The consensus statement reflects current evidence, best practice and the expert opinions of AACN’s 13-person TeleICU Task Force. The document also includes clinical scenarios with real-world examples of how clinicians implemented each key recommendation in various environments.
“The level of technology acceptance has created opportunities to apply the teleICU model from rural to urban areas and from land to sea,” said task force co-chair Theresa Davis, PhD, RN, NE-BC, CHTP, clinical operations director for Inova Telemedicine enVision eICU. “The ability to leverage clinical expertise across miles in an efficient way is valuable in both critical situations and routine care delivery.”
In addition to creating a framework for implementing and evaluating teleICU nursing practice, the statement introduces a model for achieving excellence and optimal patient care and outcomes through:
- Shared knowledge and goals
- Mutual respect
- Skilled communication
- True collaboration
- Practice excellence
- Authentic leadership
- Optimized technology
A study funded by AACN and published in the January 2016 issue of the American Journal of Critical Care, “Assessing the Impact of Telemedicine on Nursing Care in Intensive Care Units,” was among the many resources used by the task force as it developed the consensus statement.
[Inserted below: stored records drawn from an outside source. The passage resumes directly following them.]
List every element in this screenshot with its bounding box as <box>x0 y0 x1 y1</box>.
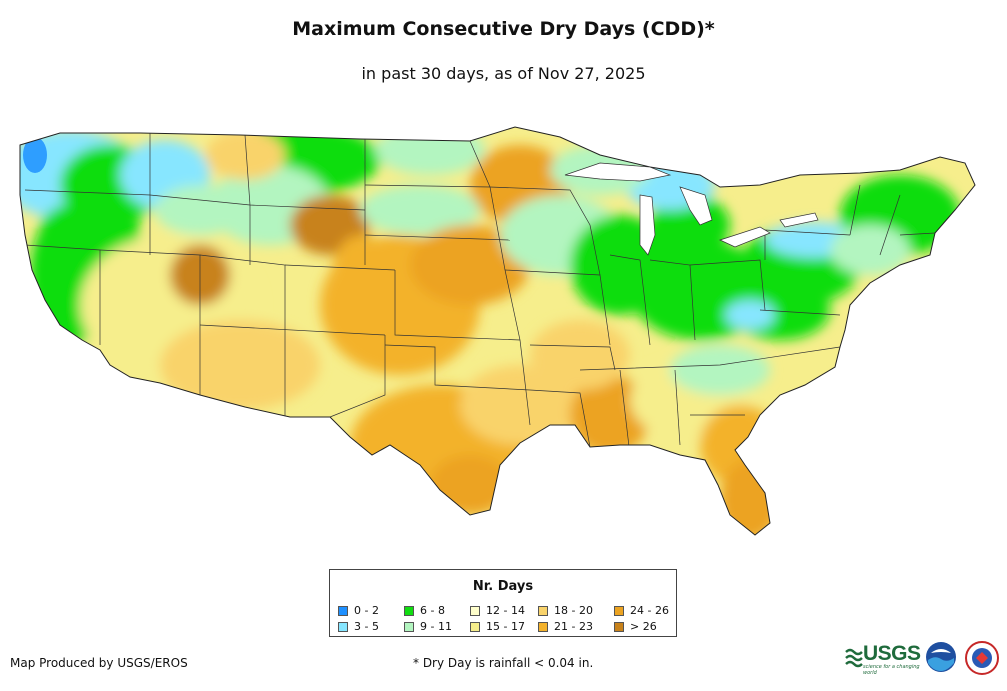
usgs-wordmark: USGS <box>863 642 921 665</box>
legend-swatch <box>614 605 624 616</box>
state-boundaries <box>24 133 936 456</box>
legend-item: 24 - 26 <box>614 604 669 617</box>
lake-superior <box>564 162 672 182</box>
legend-item: 12 - 14 <box>470 604 525 617</box>
noaa-logo-icon <box>926 642 956 672</box>
usgs-tagline: science for a changing world <box>863 664 920 676</box>
dry-day-note: * Dry Day is rainfall < 0.04 in. <box>413 656 594 670</box>
legend-swatch <box>538 605 548 616</box>
nws-logo-icon <box>965 641 999 675</box>
legend-label: > 26 <box>630 620 657 633</box>
legend-label: 3 - 5 <box>354 620 379 633</box>
legend-title: Nr. Days <box>472 579 534 594</box>
wet-spot-wa <box>23 137 47 173</box>
legend-label: 15 - 17 <box>486 620 525 633</box>
legend-swatch <box>404 621 414 632</box>
legend: Nr. Days 0 - 2 3 - 5 6 - 8 9 - 11 12 - 14 15 … <box>329 569 677 637</box>
legend-label: 21 - 23 <box>554 620 593 633</box>
legend-label: 18 - 20 <box>554 604 593 617</box>
us-outline <box>19 126 976 536</box>
legend-item: 9 - 11 <box>404 620 452 633</box>
legend-swatch <box>470 621 480 632</box>
great-lakes <box>564 162 819 256</box>
legend-item: 21 - 23 <box>538 620 593 633</box>
legend-label: 0 - 2 <box>354 604 379 617</box>
legend-swatch <box>338 621 348 632</box>
producer-credit: Map Produced by USGS/EROS <box>10 656 188 670</box>
legend-item: 18 - 20 <box>538 604 593 617</box>
legend-label: 12 - 14 <box>486 604 525 617</box>
legend-label: 24 - 26 <box>630 604 669 617</box>
legend-swatch <box>470 605 480 616</box>
legend-swatch <box>404 605 414 616</box>
legend-item: 15 - 17 <box>470 620 525 633</box>
legend-swatch <box>538 621 548 632</box>
legend-swatch <box>614 621 624 632</box>
lake-huron <box>679 186 713 226</box>
legend-item: 3 - 5 <box>338 620 379 633</box>
legend-item: 6 - 8 <box>404 604 445 617</box>
map-subtitle: in past 30 days, as of Nov 27, 2025 <box>361 64 646 83</box>
legend-label: 6 - 8 <box>420 604 445 617</box>
legend-label: 9 - 11 <box>420 620 452 633</box>
lake-erie <box>719 226 771 248</box>
lake-michigan <box>639 194 656 256</box>
cdd-map <box>19 126 976 536</box>
map-title: Maximum Consecutive Dry Days (CDD)* <box>292 18 715 40</box>
lake-ontario <box>779 212 819 228</box>
legend-item: > 26 <box>614 620 657 633</box>
legend-item: 0 - 2 <box>338 604 379 617</box>
usgs-wave-icon <box>845 648 863 668</box>
legend-swatch <box>338 605 348 616</box>
usgs-logo: USGS science for a changing world <box>845 642 921 676</box>
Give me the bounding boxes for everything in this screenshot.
That study found that 79.2 percent of the 1,213 nurses surveyed agree that teleICU implementation provides an opportunity to improve patient care, and 63.6 percent said it could also improve their job performance.
The 16-page consensus statement can be downloaded from AACN’s website at no charge. A print version of the booklet is also available for purchase from AACN’s online store.
AACN offers a CCRN-E specialty certification for nurses who primarily provide acute or critical care for adult patients in a teleICU setting.
About the American Association of Critical-Care Nurses: Founded in 1969 and based in Aliso Viejo, California, the American Association of Critical-Care Nurses (AACN) is the largest specialty nursing organization in the world. AACN represents the interests of more than half a million acute and critical care nurses and includes more than 200 chapters in the United States. The organization’s vision is to create a healthcare system driven by the needs of patients and their families in which acute and critical care nurses make their optimal contribution.